Cela fait des années qu’Ibrahim (prénom d’emprunt) cherche à rejoindre l’Europe, d’abord depuis la Libye, puis depuis la Tunisie. Pour la énième fois, ce Guinéen de 23 ans a été intercepté en mer fin septembre par les forces tunisiennes puis renvoyé côté libyen, à l’issue d’une expulsion violente. Pourtant, le jeune homme exprime un certain soulagement d’avoir quitté la Tunisie, territoire hostile pour les Subsahariens. Témoignage.
(...) Ce n’est pas la première fois que j’essaye de traverser la Méditerranée et que je suis arrêté. Avant, on pouvait rester une ou deux heures assis au port en attendant que les autorités nous comptent mais désormais, tout va très vite.
"Dans le bus, les policiers nous ont frappés avec des matraques"
Ce jour-là, les personnes arrêtées avec moi avaient été réparties dans quatre bus - dans chaque véhicule, il y avait environ 50 personnes. On ne savait pas où on allait.
Dans le bus, les policiers nous ont frappés avec des matraques et des bâtons. On devait baisser les yeux. Si on levait la tête, ils nous tapaient. Ils ont aussi fouillé les gens et ont pris leurs effets personnels : les téléphones et de l’argent.

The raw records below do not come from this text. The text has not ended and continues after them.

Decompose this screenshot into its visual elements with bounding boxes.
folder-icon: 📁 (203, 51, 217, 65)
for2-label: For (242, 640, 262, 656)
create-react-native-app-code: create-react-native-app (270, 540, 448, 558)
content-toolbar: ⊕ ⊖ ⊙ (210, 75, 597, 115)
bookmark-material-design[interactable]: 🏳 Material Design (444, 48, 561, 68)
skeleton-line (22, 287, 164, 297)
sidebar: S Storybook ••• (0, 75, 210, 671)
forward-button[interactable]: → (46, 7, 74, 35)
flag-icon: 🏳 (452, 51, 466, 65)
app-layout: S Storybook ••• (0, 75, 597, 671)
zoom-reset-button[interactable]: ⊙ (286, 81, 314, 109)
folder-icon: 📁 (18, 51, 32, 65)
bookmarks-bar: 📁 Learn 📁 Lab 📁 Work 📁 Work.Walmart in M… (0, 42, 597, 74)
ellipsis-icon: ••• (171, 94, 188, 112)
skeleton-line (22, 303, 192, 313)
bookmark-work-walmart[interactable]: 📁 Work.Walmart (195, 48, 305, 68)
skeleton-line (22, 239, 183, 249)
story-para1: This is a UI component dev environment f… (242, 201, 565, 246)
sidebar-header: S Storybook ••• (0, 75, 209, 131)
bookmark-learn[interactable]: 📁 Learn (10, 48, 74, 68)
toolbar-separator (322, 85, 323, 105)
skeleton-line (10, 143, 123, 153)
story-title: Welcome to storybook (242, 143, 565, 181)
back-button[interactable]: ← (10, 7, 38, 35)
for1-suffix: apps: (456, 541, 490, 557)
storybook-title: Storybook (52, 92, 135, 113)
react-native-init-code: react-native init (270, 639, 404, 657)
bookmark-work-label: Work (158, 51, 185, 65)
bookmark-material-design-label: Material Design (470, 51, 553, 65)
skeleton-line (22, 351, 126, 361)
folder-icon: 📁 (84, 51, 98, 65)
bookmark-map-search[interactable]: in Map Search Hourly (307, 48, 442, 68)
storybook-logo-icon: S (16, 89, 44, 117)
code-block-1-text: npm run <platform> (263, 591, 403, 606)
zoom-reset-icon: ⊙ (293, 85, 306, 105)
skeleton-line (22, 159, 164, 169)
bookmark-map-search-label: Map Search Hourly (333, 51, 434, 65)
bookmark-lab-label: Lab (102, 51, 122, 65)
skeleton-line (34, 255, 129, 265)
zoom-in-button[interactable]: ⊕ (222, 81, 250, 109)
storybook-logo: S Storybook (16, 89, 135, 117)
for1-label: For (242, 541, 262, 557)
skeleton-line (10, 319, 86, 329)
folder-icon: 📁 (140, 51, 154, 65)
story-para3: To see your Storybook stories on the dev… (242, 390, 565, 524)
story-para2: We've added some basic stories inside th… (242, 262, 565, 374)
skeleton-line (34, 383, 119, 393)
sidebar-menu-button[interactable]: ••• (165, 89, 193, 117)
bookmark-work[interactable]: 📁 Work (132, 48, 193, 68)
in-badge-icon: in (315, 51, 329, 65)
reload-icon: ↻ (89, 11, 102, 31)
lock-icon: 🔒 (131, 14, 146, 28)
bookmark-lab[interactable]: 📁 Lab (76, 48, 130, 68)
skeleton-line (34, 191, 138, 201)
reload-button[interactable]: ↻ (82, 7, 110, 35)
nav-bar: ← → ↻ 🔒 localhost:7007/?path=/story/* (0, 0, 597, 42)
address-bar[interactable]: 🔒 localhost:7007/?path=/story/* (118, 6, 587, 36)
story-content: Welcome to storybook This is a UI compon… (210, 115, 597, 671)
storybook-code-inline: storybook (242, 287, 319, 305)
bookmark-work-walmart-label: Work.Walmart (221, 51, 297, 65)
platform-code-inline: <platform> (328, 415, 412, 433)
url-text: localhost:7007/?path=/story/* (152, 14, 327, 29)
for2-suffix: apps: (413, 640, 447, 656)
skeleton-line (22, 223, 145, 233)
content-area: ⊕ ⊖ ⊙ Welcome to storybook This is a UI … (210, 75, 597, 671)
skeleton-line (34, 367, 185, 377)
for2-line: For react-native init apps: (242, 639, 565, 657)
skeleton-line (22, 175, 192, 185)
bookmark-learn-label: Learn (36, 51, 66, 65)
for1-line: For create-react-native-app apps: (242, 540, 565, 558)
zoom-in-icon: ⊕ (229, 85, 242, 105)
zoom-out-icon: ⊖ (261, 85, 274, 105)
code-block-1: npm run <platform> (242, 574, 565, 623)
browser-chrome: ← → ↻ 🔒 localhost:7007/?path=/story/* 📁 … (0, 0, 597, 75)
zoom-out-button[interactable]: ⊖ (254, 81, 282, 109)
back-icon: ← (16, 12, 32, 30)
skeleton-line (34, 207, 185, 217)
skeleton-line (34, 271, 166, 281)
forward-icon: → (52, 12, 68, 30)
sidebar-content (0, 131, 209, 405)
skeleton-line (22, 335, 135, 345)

On a fait beaucoup de route. En fin d’après-midi, on est arrivé dans un camp de la Garde nationale près de la frontière libyenne, à Dehiba. (...)
On a passé quelques heures dans le camp de Dehiba. À ce moment-là, tout le monde s’est fait frapper. On nous a fouillés une deuxième fois et on nous a frappés encore et encore.
Dans la soirée, vers 22h, les Tunisiens nous ont mis dans des pick-up. On était environ 10 personnes dans chaque véhicule. On nous a transférés dans un autre centre, au plus près de la frontière libyenne. On y a passé la nuit.
Le lendemain matin, on a repris la route pour quelques minutes seulement : les policiers tunisiens, escortés par des membres de l’armée, nous ont emmenés près d’une colline. De l’autre côté de cette montagne de sable, c’était la Libye.
Les Tunisiens nous ont enlevé les fils d’attache - que nous avions depuis notre départ du port de Sfax - et nous ont ordonné de monter la colline. Ils nous ont dit : ’Si vous revenez, on vous frappe et on vous tue’.
Échange de migrants
Quand on est monté au sommet de la colline, on a vu deux voitures appartenant aux forces libyennes. J’ai dit à mes compagnons d’infortune - on était un groupe de 17 personnes - que si nous allions vers eux, nous serions jetés dans une prison du pays. Et pour en sortir, il faut payer une rançon. (...)
D’un côté de la colline, il y a les Tunisiens, et de l’autre les Libyens. Donc on est restés au milieu, pendant au moins une heure. Au bout d’un moment, les Libyens sont partis avec quatre migrants de notre groupe. Les Tunisiens nous ont alors dit de redescendre de la colline, en nous menaçant de nous frapper. Nous sommes finalement redescendus et retournés au camp côté Tunisie. (...)
En fin de journée, vers 20h, on a repris la direction de la colline. Il faisait nuit. On est restés en haut de la montagne de sable et on y a passé deux heures, car on essayait de comprendre où étaient les Libyens. En fait, ils n’étaient pas là et donc on est entrés en Libye.
On a vu au loin les lumières du premier village dans le désert. On a marché dans cette direction et on a atteint la petite ville de Wazin [à environ 2km de la frontière tunisienne, ndlr]. Moi, je suis allé jusqu’à Nalut [à 50km de Wazin, ndlr] chez un ami, et je suis remonté en taxi jusqu’à Tripoli, caché dans le coffre.
"La Tunisie est devenue plus dangereuse pour les Subsahariens" (...)
À Tripoli, tu ne risques pas d’être arrêté à chaque coin de rue comme à Tunis. En Tunisie, on t’interpelle tout le temps, même quand tu marches. En Libye, tu peux bien sûr être envoyé en prison mais seulement après une interception en mer. (...)
En Tunisie, tu es enfermé aux côtés de prisonniers de droit commun. En Libye, pour sortir de prison, il faut payer une rançon. En Tunisie, tu ne peux rien faire. Tu restes enfermé pendant des mois et des mois."